Вот теперь самое время попрощаться и начать сборы, потому что мне уже действительно пора. Однако я очень хочу прямо сейчас объяснить Тане, почему мне было так интересно. Не то чтобы это действительно важно, просто я люблю с ней разговаривать. А тут такой прекрасный повод.
«У нео рстерянный вид, – торопливо, пропуская буквы пишу я. – Он поет удивительным, невозможным, почти божественным голосом, с совершенно человеческим растерянным выражением лица. Это очень сильно, потому что предельно честно. Двойственная природа человека как она есть. Бесконечное всемогущество, помноженное на ноль бесконечной же слабости, причем произведением может оказаться любое число, но только не ноль. Никогда не ноль. Это поразительно, но оно – так».
Таня какое-то время молчит. И я уже начинаю жалеть о собственной откровенности, но тут она наконец отвечает: «Боже мой, какой же ты отличный! Как здорово все рассказал!»

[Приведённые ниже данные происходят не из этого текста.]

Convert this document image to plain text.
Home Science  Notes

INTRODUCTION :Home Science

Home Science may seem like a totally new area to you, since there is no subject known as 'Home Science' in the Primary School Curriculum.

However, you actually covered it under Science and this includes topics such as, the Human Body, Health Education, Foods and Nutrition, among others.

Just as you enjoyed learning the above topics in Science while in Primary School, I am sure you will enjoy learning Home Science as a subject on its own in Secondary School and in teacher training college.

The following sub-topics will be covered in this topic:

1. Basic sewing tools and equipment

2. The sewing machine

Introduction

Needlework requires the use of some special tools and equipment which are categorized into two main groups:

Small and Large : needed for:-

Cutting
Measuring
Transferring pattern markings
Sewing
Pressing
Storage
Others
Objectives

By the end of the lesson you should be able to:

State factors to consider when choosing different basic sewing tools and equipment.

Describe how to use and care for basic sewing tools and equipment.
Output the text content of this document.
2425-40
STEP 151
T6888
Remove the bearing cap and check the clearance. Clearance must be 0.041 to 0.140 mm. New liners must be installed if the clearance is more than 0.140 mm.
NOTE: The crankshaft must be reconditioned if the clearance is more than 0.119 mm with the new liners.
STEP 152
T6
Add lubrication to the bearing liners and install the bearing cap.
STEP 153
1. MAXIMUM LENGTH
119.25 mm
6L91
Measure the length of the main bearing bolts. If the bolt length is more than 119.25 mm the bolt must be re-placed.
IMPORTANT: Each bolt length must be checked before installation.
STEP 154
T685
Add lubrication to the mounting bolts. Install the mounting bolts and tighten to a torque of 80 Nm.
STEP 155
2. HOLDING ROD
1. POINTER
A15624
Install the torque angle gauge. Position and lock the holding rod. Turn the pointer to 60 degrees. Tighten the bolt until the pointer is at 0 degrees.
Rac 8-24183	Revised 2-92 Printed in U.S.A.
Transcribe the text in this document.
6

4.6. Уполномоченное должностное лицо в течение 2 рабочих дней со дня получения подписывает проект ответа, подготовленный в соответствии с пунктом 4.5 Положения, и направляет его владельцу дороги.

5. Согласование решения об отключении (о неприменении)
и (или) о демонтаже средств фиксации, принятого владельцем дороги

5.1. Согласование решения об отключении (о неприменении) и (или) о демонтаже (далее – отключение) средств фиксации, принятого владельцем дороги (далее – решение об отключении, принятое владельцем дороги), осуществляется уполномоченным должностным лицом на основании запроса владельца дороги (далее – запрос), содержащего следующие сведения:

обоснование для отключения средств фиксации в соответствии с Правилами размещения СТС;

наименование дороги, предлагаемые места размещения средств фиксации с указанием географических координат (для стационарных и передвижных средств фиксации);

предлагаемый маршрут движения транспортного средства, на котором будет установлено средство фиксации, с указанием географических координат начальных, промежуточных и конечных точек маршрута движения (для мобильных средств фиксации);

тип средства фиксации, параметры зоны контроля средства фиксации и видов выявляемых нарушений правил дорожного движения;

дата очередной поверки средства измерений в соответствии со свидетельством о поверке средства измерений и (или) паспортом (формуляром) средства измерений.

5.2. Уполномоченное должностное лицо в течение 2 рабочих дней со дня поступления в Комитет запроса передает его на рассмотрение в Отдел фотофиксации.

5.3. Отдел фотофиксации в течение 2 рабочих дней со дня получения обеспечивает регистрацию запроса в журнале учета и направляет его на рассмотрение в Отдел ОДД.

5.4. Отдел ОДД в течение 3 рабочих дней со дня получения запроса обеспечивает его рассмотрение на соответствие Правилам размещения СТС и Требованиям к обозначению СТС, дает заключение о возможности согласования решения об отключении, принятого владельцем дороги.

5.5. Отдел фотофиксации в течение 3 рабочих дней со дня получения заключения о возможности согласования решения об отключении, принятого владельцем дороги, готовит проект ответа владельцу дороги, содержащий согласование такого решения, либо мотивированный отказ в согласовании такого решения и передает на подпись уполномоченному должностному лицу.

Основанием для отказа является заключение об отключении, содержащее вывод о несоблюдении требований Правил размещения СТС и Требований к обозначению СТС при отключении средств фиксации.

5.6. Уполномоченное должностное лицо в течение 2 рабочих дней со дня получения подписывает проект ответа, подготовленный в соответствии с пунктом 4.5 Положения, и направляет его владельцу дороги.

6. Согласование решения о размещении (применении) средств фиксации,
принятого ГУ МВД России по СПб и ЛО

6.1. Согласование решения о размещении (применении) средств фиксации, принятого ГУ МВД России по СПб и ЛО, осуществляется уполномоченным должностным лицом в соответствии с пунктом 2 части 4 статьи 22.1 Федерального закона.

«Я – да, отличный. И одновременно я – бедный заяц, которому уже пора работать», – пишу я. А сам при этом улыбаюсь до ушей.
«В последнее время стало модно плодить дилетантские рассуждения о математике. Противно читать».
Это, конечно, пишет не Таня. Какой-то незнакомый человек по имени Виктор Шлап. Или под псевдонимом Виктор Шлап, кто его разберет. Так называемые «настоящие» человеческие имена обычно ничуть не более настоящие, чем выдуманные прозвища, поэтому отличить одно от другого я не могу.
«Еще пятнадцать лет назад в интернете можно было спрятаться от дураков, – возмущается мой комментатор. – А теперь все уже тут».
Интересно, откуда он вообще взялся? Всегда был уверен, что меня читает только Таня и несколько ее друзей, по Таниному совету, или просто за компанию. Об их существовании я знаю только по редким деликатным «лайкам» под моими записями о правилах заварки чая, принципиальных отличиях осиновых дров от березовых и прочей чепухе в таком роде. Думаю, мои неизвестные читатели делают это, чтобы я не чувствовал себя совсем уж одиноким и никому не интересным. В моем случае это, конечно, довольно смешно, но само по себе намерение поддержать чужого, постороннего человека вызывает у меня уважение.
Тем неожиданней выглядит появление этого сердитого Виктора, зачем-то встрявшего в чужой разговор.